After the formation of the conservation area, Ali Abdullah Mbarouk, a project manager for CARE International, saw that traditional conservation messages were not having the desired effect on the Pemba fishermen.
"But if people are told to do something from their religious leader, they are likely to obey," Mr. Mbarouk says.
In addition to facilitating the communication of the Islamic environmental ethic, CARE has worked to help the fishermen find alternatives to fishing. The program encourages the fishermen and their families through a credit and savings program to grow and sell produce, tend beehives, and make handicrafts. Haji, the fisherman, now grows pineapple as a cash crop and raises bees with help from his three wives and 17 children.
Many fishermen have also switched to more sustainable fishing gear.
Hamza Sleiman, chairman of the conservation committee for Wesha village, says village men have switched from dragnets, which collect unwanted fish, in addition to commercial species, to ring nets that allow better selectivity.
Though no study to assess the project has been done in recent years, a baseline study by CARE in 2000 showed that only 34 percent of fishermen thought that Islam related to their use of the sea and its resources. In 2003, another study showed the number had risen to 66 percent. It also found that the lessons learned through the project had actually spread beyond the villages directly concerned.
Yet despite the program's successes, challenges remain.
According to Mbarouk, some less pious community members have not taken the message to heart and still use dragnets and poles to poke at the coral.

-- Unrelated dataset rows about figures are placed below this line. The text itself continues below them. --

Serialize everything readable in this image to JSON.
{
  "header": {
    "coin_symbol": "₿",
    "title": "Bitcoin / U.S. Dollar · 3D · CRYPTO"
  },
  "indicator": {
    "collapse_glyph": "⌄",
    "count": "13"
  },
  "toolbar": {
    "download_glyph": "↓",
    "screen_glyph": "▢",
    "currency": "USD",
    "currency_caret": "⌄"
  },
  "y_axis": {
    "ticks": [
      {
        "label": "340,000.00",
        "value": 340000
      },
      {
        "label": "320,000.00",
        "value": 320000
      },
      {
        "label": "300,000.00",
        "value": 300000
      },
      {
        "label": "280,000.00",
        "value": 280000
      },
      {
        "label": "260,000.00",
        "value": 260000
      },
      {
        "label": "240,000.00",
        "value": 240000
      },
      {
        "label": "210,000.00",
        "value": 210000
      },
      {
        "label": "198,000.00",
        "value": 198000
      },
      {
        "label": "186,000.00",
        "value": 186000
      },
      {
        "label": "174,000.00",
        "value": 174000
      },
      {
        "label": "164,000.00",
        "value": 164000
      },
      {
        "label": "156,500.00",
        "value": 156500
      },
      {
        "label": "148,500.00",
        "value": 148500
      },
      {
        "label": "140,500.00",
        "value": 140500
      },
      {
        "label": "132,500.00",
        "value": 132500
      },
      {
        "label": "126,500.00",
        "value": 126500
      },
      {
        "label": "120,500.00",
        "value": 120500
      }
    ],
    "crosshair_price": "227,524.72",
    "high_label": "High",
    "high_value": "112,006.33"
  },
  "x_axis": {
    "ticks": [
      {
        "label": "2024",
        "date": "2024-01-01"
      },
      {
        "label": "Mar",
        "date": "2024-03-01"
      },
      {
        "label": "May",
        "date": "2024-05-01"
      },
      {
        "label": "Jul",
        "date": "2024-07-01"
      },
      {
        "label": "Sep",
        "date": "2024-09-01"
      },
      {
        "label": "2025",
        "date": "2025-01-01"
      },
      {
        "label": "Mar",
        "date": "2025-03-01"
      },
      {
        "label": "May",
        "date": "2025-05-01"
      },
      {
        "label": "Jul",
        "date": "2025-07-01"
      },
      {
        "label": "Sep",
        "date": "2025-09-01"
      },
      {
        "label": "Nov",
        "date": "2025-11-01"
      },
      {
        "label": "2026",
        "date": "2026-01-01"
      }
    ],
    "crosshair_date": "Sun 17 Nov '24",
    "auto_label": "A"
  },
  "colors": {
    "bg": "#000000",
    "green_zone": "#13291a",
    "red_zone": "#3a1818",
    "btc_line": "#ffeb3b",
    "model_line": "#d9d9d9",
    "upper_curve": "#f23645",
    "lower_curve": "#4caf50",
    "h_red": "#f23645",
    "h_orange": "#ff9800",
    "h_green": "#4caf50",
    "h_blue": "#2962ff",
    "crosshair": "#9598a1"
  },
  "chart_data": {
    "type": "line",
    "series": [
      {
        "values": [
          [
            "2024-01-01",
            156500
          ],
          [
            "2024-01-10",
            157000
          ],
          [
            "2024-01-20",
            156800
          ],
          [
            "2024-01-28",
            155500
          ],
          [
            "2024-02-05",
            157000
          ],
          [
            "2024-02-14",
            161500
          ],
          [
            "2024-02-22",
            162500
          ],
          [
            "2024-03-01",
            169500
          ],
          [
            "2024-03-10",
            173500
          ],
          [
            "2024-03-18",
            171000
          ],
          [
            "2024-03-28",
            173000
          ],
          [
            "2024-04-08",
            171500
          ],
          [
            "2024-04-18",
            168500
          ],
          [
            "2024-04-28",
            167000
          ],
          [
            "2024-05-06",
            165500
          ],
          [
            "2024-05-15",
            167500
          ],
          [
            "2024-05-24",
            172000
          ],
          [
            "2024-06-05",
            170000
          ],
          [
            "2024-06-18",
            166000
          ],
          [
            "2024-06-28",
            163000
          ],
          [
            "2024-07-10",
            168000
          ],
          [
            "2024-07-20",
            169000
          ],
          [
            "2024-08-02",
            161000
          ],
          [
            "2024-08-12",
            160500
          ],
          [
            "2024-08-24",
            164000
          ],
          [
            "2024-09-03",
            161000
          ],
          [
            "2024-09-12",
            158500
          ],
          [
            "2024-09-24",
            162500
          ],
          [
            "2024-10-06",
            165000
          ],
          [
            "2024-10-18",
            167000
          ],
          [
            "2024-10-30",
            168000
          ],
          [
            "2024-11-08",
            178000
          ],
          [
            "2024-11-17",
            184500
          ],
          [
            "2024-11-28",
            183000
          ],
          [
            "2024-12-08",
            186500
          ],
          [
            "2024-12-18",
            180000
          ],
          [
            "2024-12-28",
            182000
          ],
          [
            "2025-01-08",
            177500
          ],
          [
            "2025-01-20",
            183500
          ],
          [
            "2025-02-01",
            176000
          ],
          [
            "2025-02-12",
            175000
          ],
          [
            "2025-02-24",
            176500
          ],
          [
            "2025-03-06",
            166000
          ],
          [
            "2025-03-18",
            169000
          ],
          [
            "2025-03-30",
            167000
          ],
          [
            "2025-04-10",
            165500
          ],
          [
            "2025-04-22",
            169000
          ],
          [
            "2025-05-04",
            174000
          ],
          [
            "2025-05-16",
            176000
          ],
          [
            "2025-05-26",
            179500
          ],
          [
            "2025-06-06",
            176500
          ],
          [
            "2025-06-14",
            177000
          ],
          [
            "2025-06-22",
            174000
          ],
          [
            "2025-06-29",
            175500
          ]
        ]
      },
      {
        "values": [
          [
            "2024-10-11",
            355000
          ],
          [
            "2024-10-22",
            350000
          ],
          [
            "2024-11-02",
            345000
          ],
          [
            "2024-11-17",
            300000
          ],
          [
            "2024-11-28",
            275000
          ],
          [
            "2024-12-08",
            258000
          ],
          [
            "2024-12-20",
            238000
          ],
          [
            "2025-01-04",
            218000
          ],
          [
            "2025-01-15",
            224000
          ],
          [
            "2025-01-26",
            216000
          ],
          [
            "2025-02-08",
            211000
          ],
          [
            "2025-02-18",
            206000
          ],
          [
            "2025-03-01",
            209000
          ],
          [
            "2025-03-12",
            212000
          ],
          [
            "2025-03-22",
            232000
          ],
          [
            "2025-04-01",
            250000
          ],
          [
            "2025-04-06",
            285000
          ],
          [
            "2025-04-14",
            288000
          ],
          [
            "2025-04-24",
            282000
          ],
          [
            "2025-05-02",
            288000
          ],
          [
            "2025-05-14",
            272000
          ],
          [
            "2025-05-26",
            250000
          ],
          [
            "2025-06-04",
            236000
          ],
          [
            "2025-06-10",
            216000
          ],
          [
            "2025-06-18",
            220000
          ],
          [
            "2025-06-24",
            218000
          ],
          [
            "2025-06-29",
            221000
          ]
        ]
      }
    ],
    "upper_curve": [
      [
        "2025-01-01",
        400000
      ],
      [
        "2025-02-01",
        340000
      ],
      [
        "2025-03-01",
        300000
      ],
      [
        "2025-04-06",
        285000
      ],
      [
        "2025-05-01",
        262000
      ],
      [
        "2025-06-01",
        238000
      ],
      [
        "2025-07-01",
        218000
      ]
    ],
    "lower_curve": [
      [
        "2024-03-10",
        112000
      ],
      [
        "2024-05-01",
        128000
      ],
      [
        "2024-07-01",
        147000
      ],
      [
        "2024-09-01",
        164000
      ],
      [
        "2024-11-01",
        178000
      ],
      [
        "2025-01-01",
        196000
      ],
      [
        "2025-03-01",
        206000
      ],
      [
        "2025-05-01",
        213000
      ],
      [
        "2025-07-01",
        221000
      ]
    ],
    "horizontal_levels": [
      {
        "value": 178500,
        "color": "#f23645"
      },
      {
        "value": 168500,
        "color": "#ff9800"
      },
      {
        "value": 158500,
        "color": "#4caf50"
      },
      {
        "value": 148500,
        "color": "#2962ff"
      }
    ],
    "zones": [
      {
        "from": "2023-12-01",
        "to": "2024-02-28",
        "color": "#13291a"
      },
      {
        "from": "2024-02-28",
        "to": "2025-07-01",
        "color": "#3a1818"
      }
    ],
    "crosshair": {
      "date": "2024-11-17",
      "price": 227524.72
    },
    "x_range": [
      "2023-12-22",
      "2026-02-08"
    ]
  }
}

Ali Thani, now with WWF and helping other Tanzanian coastal communities to apply the model, says that some religious leaders lack the education to communicate conservation issues.
"The religious leaders have to relate complex ethical issues to conservation practices and that can be hard work," says Mr. Thani. "Not all of them are up to the challenge."
But Khalid of IFEES is optimistic that the lessons of Misali can be applied to Muslim communities wrangling with the same issues.
IFEES recently began working with communities in Indonesia to rehabilitate mangrove swamps in Aceh, and manage a forest reserve on Sumatra.
"We will start small, like Misali, and empower the villages through the local Muslim teachers," says Khalid. "They are the best people to tell them it's their responsibility to manage their resources sustainably."